The recent occurrence of vote buying within Arbitrum has sparked significant questions regarding the validity of the DAO governance model, placing holders at considerable risk.
Decentralized autonomous organizations were initially envisioned to enhance financial decentralization and autonomy. However, a situation that surfaced on April 8 raised alarming issues about this framework. Specifically, an individual spent 5 ETH to acquire approximately 19.3 million in Arbitrum (ARB) voting rights.
This represented an expenditure of around $10,000 to sway decisions related to roughly $6.5 million in governance authority, surpassing the voting strength of major delegators like L2Beat and Wintermute. The user, identified as hitmonlee.eth, took advantage of LobbyFi, a service that enables token holders to profit by leasing out their governance influence.
In this case, the acquired votes were directed toward endorsing CupOJoseph’s bid for a position on Arbitrum’s Oversight and Transparency Committee. The use of vote buying to affect the outcome of an election for a transparency committee raises substantial concerns about the credibility and safety of DAO governance.

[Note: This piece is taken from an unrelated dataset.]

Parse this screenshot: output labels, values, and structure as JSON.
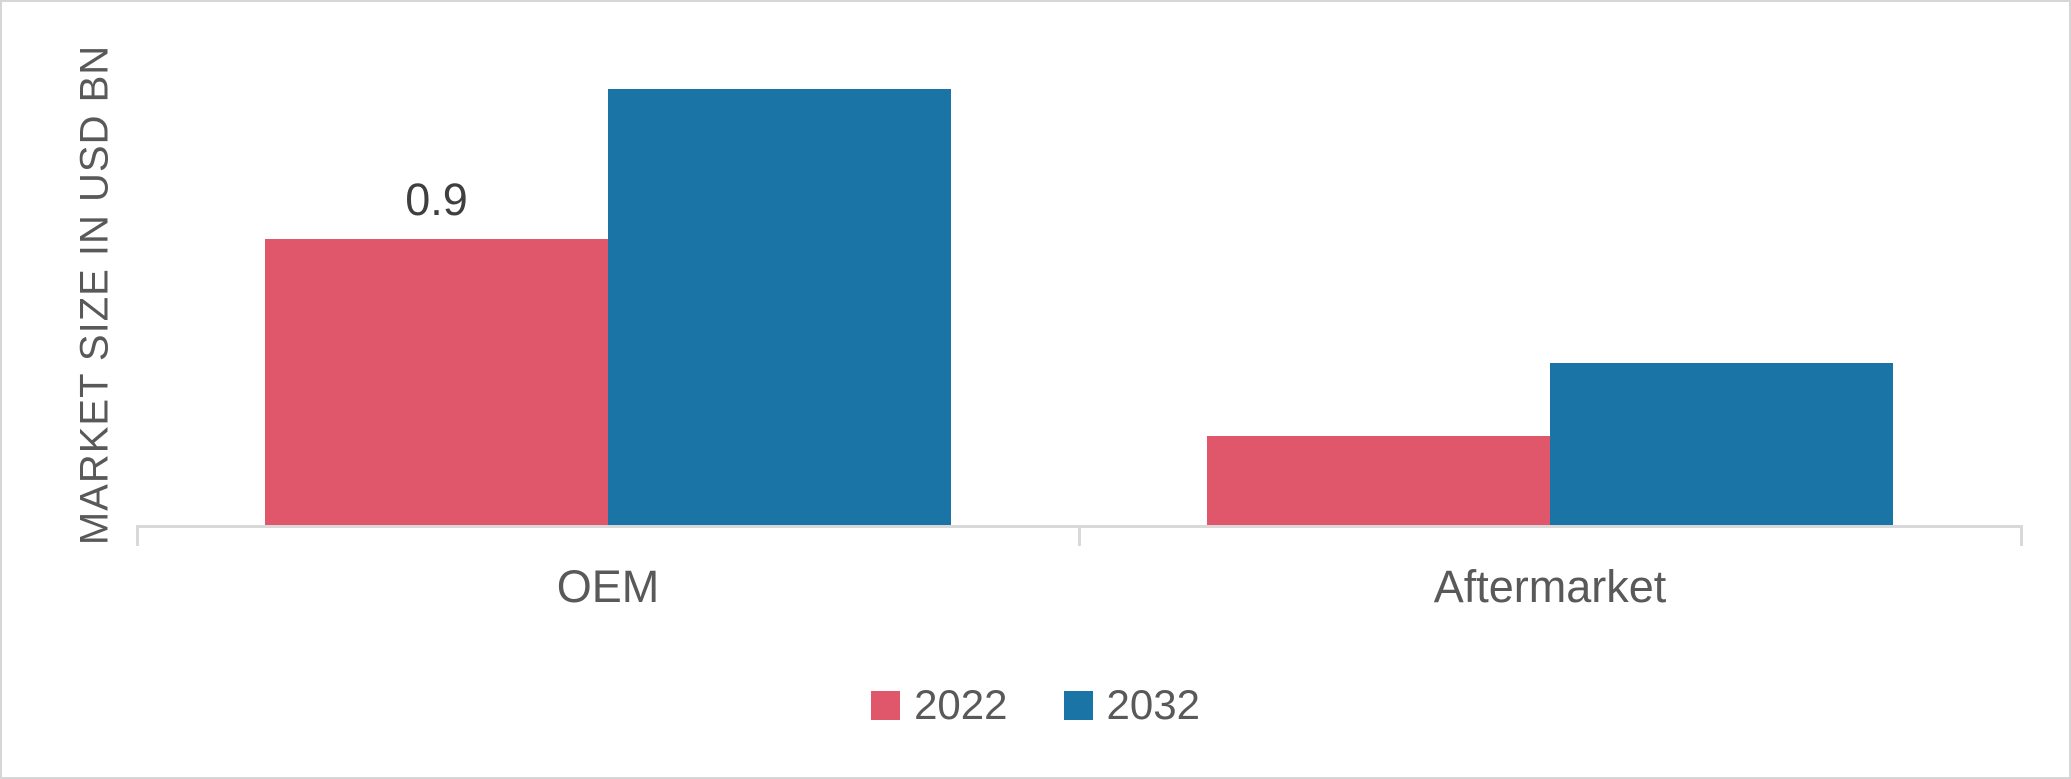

As noted by Ignas from Pink Brains, the oversight role offers a compensation of approximately $7,500 per month for a year. This points to the possibility that vote buying is not merely driven by ideology but could also be financially motivated. More broadly, it illustrates that DAO governance frameworks, particularly those employing a one-token-one-vote system, might be vulnerable to exploitation.
Security Threats from DAO Vote Buying
In July 2024, Compound DAO narrowly approved a vote that allocated $24 million, equivalent to 5% of its treasury, to an external protocol. This protocol was managed by a prominent COMP holder who supported the proposal. The decision, which followed two previous failed attempts, was labeled a governance attack by some DAO members.
The risk associated with platforms like LobbyFi is that they greatly lower the financial barrier for governance attacks. Unscrupulous individuals can now sway critical DAO decisions without needing substantial funds. This empowers them to benefit at the expense of both the token holders and the DAO itself.